ISLAMABAD, April 28: Pakistan and Iran on Monday cleared way for the signing of the $7.5 billion Iran-Pakistan-India (IPI) gas pipeline agreement after removing the hitches that had stalled the accord.
The progress was achieved at a meeting between President Pervez Musharraf and his Iranian counterpart Dr Mahmoud Ahmadinejad who made a brief stopover here on way to Sri Lanka on the first leg of his South Asian trip that will also take him to India.
This was President Ahmadinejad’s first visit to Pakistan. He was also the first head of a foreign state to visit Pakistan after the formation of the new government.
“Both the presidents decided that the agreement over Iran-Pakistan-India gas pipeline project that was termed friendship pipeline will be signed soon,” the Foreign Office said in a statement.
Diplomatic observers, however, said several contentious issues remained to be addressed.
The foreign ministers of the two countries will decide a date for the signing of the agreement after a meeting between their petroleum ministers.
The agreement will be one of three accords to be signed in connection with the project.
Talks on the pipeline proposed by Iran in the early 1990s remained inconclusive all these years because of differences between the three countries over tariff, transit fee and security issues.
Last week, a major breakthrough was achieved when India returned to the talks after about a year and sorted out its differences with Pakistan on transit fee.
Pakistan and Iran stressed that the project would help promote peace and friendship between the two countries.
Dr Ahmadinejad supported Pakistan’s initiative for including China in the project, saying it would be beneficial for all the countries and promote regional cooperation.
Officials described the hour-long meeting between the two presidents useful.

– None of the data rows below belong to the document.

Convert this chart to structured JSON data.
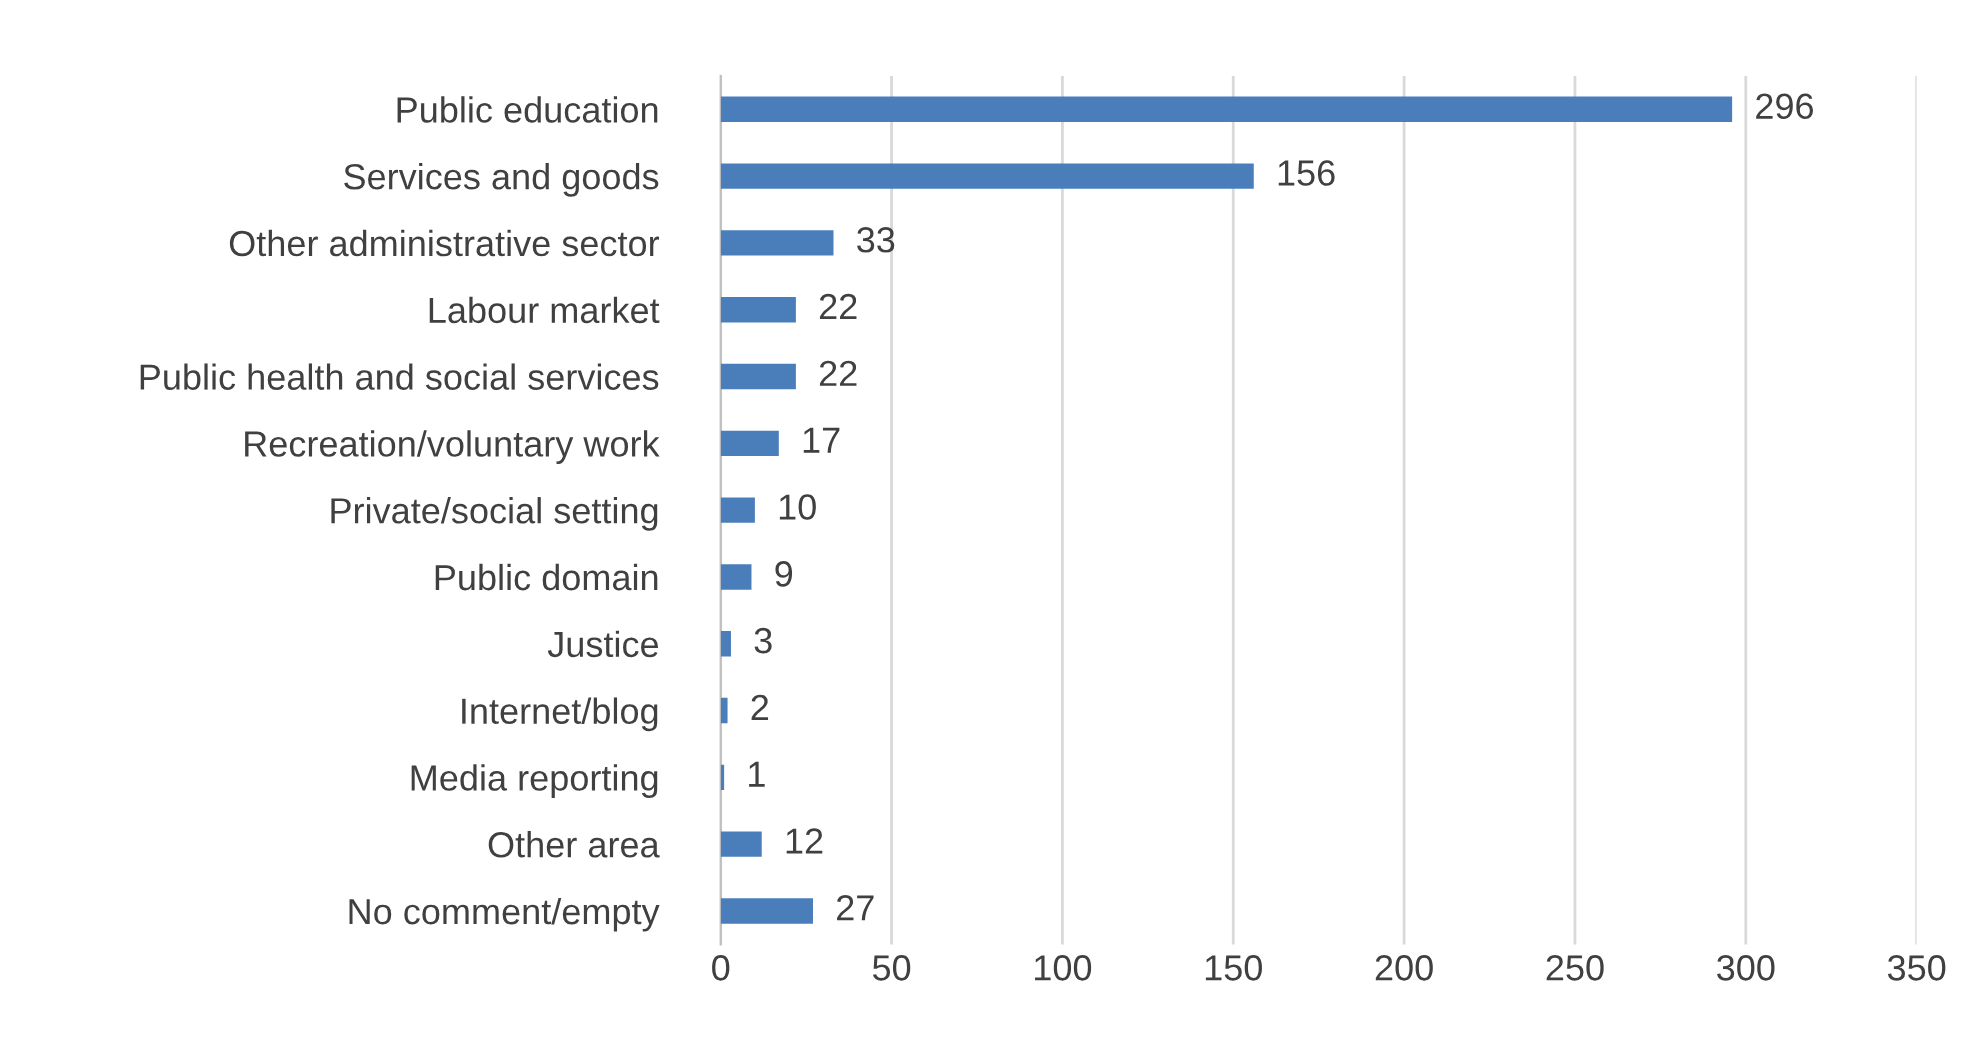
{
  "chart_data": {
    "type": "bar",
    "orientation": "horizontal",
    "categories": [
      "Public education",
      "Services and goods",
      "Other administrative sector",
      "Labour market",
      "Public health and social services",
      "Recreation/voluntary work",
      "Private/social setting",
      "Public domain",
      "Justice",
      "Internet/blog",
      "Media reporting",
      "Other area",
      "No comment/empty"
    ],
    "values": [
      296,
      156,
      33,
      22,
      22,
      17,
      10,
      9,
      3,
      2,
      1,
      12,
      27
    ],
    "color": "#4a7ebb",
    "xlim": [
      0,
      350
    ],
    "xticks": [
      0,
      50,
      100,
      150,
      200,
      250,
      300,
      350
    ],
    "grid": "x",
    "data_labels": true
  }
}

They said the talks also covered subjects other than the project, including regional and global issues of mutual interest.
President Musharraf and President Ahmadinejad had half an hour of one-to-one talks and were later joined by aides.
The Iranian president agreed to provide more electricity to Pakistan to meet its energy deficit that has grown to 3,000 megawatts a day. Iran would supply 1,100 MW daily to Pakistan.
A power supply accord will be worked out by power ministers of the two countries and the Iranian energy minister will soon visit Pakistan.
“The two presidents agreed on creation of an enabling environment to counter terrorism more effectively,” the Foreign Office said.
The two leaders agreed that peace and security in Afghanistan was vital for the progress and prosperity of the region.
They said trilateral talks among the foreign ministers of Pakistan, Afghanistan and Iran were extremely useful for regional peace.
It was agreed that the mechanism of the Joint Investment Company and the Preferential Trade Agreement between the two countries should be fully utilised for achieving the $1 billion target for bilateral trade.
President Musharraf assured Iran of Pakistan’s support to its right to have nuclear technology for peaceful purposes.
Later, Prime Minister Yusuf Raza Gilani hosted a lunch in honour of the Iranian president.
Talking to President Ahmadinejad, Mr Gilani called for strengthening economic and trade ties between the two countries.
He said the pipeline agreement would add a new dynamic to cooperation between Pakistan and Iran in the energy sector.
The prime minister sought Iran’s support for his efforts to meet the food security challenge.
President Ahmadinejad invited President Musharraf and Prime Minister Gilani to visit Iran.